After winning bronze in the 200 meters at the Tokyo Games, Lyles opened about his lifelong battle with anxiety and depression. He said the medication he takes to manage his mental health causes weight gain that diminishes his speed, forcing him to go off his medication before major competitions. Lyles recalled his experiences on the starting blocks in Tokyo, saying he told himself “it’s showtime” in hopes of boosting his energy, but thought “this isn’t cool, this isn’t fun.” When his brother, Josephus, didn’t compete in the Olympics that same year, Noah cried.

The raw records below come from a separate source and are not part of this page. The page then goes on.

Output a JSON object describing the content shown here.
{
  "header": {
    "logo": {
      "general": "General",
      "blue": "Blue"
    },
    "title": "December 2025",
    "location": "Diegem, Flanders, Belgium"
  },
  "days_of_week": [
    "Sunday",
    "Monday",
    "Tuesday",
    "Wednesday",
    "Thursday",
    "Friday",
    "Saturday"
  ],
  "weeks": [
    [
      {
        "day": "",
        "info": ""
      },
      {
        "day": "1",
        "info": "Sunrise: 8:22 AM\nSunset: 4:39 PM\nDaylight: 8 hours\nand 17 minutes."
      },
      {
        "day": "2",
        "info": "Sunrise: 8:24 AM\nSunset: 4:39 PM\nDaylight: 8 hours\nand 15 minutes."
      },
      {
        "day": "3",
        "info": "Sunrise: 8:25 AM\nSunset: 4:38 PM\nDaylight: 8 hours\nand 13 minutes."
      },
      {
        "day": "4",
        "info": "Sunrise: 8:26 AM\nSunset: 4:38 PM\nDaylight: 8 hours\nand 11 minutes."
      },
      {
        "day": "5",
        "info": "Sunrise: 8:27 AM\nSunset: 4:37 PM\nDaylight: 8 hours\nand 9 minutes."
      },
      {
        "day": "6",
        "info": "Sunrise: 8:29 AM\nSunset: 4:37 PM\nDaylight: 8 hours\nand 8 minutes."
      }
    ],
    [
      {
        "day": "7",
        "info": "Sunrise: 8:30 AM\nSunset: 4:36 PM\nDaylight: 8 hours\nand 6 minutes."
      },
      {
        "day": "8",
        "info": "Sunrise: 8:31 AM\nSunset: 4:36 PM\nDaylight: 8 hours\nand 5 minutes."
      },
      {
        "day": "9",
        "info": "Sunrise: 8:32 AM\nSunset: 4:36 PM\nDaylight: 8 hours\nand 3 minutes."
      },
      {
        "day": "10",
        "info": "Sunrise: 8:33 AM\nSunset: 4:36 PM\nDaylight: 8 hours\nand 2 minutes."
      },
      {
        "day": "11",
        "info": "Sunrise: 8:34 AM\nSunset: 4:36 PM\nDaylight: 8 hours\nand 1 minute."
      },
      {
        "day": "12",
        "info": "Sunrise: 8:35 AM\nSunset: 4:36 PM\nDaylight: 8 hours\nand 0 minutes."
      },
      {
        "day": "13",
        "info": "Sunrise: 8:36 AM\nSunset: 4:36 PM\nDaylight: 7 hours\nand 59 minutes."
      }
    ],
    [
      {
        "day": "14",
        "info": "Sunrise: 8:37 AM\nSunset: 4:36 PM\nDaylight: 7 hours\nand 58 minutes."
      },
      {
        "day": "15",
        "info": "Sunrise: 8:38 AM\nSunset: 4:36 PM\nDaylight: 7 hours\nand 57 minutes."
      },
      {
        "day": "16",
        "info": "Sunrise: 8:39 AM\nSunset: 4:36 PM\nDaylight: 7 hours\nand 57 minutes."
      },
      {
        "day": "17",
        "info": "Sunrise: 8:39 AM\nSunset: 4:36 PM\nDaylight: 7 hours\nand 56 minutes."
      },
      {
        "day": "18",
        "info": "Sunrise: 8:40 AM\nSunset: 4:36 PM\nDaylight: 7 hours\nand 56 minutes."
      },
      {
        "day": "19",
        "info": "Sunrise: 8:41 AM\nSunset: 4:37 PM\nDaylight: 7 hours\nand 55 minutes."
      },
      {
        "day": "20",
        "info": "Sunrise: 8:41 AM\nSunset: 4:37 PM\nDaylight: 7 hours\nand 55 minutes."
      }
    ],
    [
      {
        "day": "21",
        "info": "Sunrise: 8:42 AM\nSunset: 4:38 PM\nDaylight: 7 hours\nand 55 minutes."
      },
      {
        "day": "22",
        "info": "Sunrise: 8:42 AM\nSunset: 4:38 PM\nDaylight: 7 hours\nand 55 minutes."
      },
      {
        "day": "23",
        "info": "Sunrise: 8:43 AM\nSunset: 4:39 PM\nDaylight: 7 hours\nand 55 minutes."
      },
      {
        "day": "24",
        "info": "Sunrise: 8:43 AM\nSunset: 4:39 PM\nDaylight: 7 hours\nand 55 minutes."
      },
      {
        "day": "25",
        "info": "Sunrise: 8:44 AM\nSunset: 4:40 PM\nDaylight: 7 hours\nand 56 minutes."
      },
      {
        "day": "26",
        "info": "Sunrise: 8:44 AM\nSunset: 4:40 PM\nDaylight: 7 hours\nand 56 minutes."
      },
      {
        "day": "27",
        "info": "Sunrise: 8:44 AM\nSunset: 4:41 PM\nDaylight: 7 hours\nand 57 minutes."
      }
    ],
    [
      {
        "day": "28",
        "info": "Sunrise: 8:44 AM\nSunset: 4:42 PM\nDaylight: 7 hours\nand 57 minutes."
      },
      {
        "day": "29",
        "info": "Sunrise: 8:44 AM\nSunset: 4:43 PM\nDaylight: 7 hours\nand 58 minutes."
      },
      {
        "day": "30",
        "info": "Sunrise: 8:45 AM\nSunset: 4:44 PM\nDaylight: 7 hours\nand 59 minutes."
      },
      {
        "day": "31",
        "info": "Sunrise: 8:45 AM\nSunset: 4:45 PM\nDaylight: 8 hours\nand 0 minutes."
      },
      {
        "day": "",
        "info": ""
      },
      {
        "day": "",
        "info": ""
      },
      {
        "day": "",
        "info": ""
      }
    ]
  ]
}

The dark times prompted Lyles to hire a sports therapist, an “everyday” therapist and a third counselor who specializes in grief. (Bromfield, his girlfriend, considered quitting track and field after her mother died of cervical cancer in 2021.) And while Lyles credits the clinical work for helping him overcome his inner critic on his way to a silver medal in the 60m at the 2024 world indoor championships, he’s faced new challenges in Paris — where his popularity in the Olympic Village has come as something of a surprise. “Even though we may be superstars in your eyes, we’re still human and we want to have our space and our time,” he told reporters earlier this week. “I want to be able to enjoy the Olympics just like you guys are.”

Many great athletes walk a fine line between believing they are invincible and realizing they are human—and it is often the strongest who are willing to admit their vulnerability. Even as he moves from supreme self-assurance to quieter introspection, Lyles reminds the world that self-discovery is the real prize in any hero’s journey.